As we close out the night, we’ll listen to a piano-organ duet of “What Child is This?” and then join the choir and orchestra at the end of the final selection. In our secular world of reindeer, santa claus, elves, and snowmen, many may wonder what the beginnings of this celebration is. Why do we do this at this time? When they learn it’s because of the birth of a child, they may wonder…what child. What child greeted by angels’ singing, watched over by shepherds, what child born in a stable where ox and sheep were eating, what child…? Oh, more than a child, he is the word of God made flesh. He is a babe, but also a Son. He gives us hope in this season, but more than that He is the only one that can give hope in any season. This is Christ the Lord.
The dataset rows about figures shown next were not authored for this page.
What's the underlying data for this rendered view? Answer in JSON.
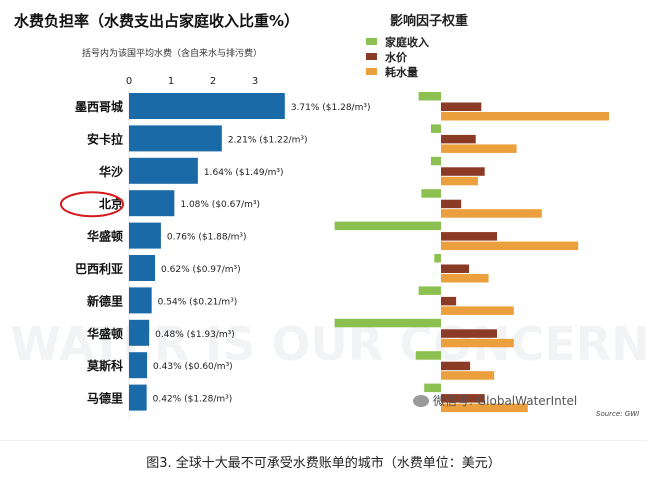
{
  "chart_data": {
    "type": "bar",
    "title": "水费负担率（水费支出占家庭收入比重%）",
    "subtitle": "括号内为该国平均水费（含自来水与排污费）",
    "x_ticks": [
      "0",
      "1",
      "2",
      "3"
    ],
    "xlim": [
      0,
      4
    ],
    "categories": [
      "墨西哥城",
      "安卡拉",
      "华沙",
      "北京",
      "华盛顿",
      "巴西利亚",
      "新德里",
      "华盛顿",
      "莫斯科",
      "马德里"
    ],
    "values": [
      3.71,
      2.21,
      1.64,
      1.08,
      0.76,
      0.62,
      0.54,
      0.48,
      0.43,
      0.42
    ],
    "value_labels": [
      "3.71% ($1.28/m³)",
      "2.21% ($1.22/m³)",
      "1.64% ($1.49/m³)",
      "1.08% ($0.67/m³)",
      "0.76% ($1.88/m³)",
      "0.62% ($0.97/m³)",
      "0.54% ($0.21/m³)",
      "0.48% ($1.93/m³)",
      "0.43% ($0.60/m³)",
      "0.42% ($1.28/m³)"
    ],
    "highlighted_category": "北京",
    "bar_color": "#1a6aa8",
    "factors": {
      "title": "影响因子权重",
      "type": "diverging-bar",
      "series": [
        {
          "name": "家庭收入",
          "color": "#8cc050",
          "values": [
            -0.4,
            -0.18,
            -0.18,
            -0.35,
            -1.9,
            -0.12,
            -0.4,
            -1.9,
            -0.45,
            -0.3
          ]
        },
        {
          "name": "水价",
          "color": "#8b3a26",
          "values": [
            0.72,
            0.62,
            0.78,
            0.36,
            1.0,
            0.5,
            0.27,
            1.0,
            0.52,
            0.78
          ]
        },
        {
          "name": "耗水量",
          "color": "#eba03d",
          "values": [
            3.0,
            1.35,
            0.66,
            1.8,
            2.45,
            0.85,
            1.3,
            1.3,
            0.95,
            1.55
          ]
        }
      ]
    }
  },
  "source": "Source: GWI",
  "watermark": "微信号: GlobalWaterIntel",
  "caption": "图3. 全球十大最不可承受水费账单的城市（水费单位：美元）"
}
So bring Him incense, gold, and myrrh… Come peasant, king, to own Him… The King of kings salvation brings… Let loving hearts enthrone Him! Joy, Joy for Christ is born… the babe, the son of Mary.
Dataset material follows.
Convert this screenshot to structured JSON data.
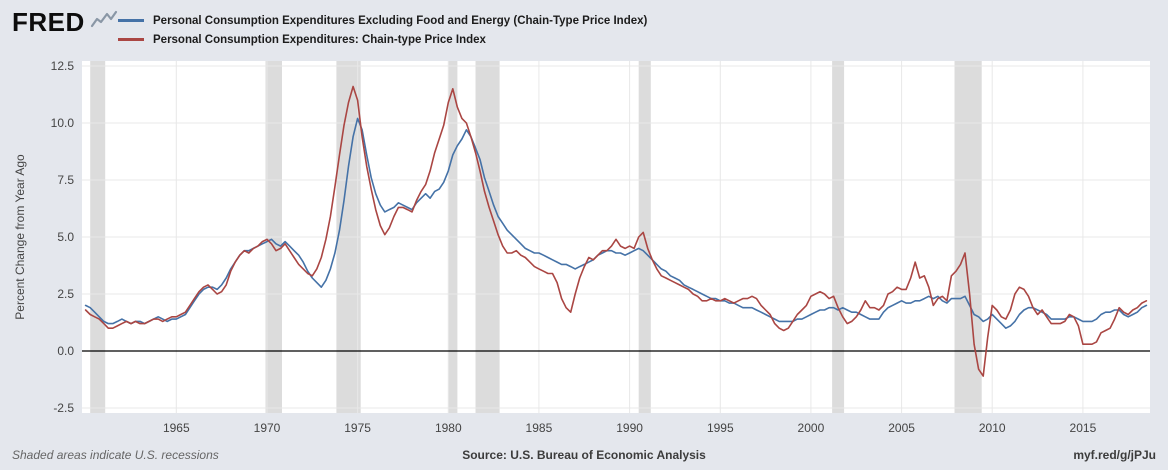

He comes and brings Joy to the World. The choir will close with an arrangement of this song that ends with Beethoven’s “Ode to Joy.” As it finishes, I will come and lead us through the final verse of Joyful, Joyful – the text is included at the bottom of your program.
What Child is This?
Joy to the World and Joyful, Joyful
All the world will see Thy wonder,
Hear the angels’ chorus raised.
All Thy people sing and worship,
Lifting up their endless praise.
Tiny Baby, gift of mercy,
Sent from heaven, Son of Love.
Come to give us life forever;
Take us to Thy home above!
Again, I want to thank you for coming, and I trust you were uplifted by the truths of the season around us. I invite you to worship with us every Sunday, but in particular on the 26th, when we’ll have a special Christmas Sunday service at 10:30 a.m. which will include a children’s Christmas program. Good night.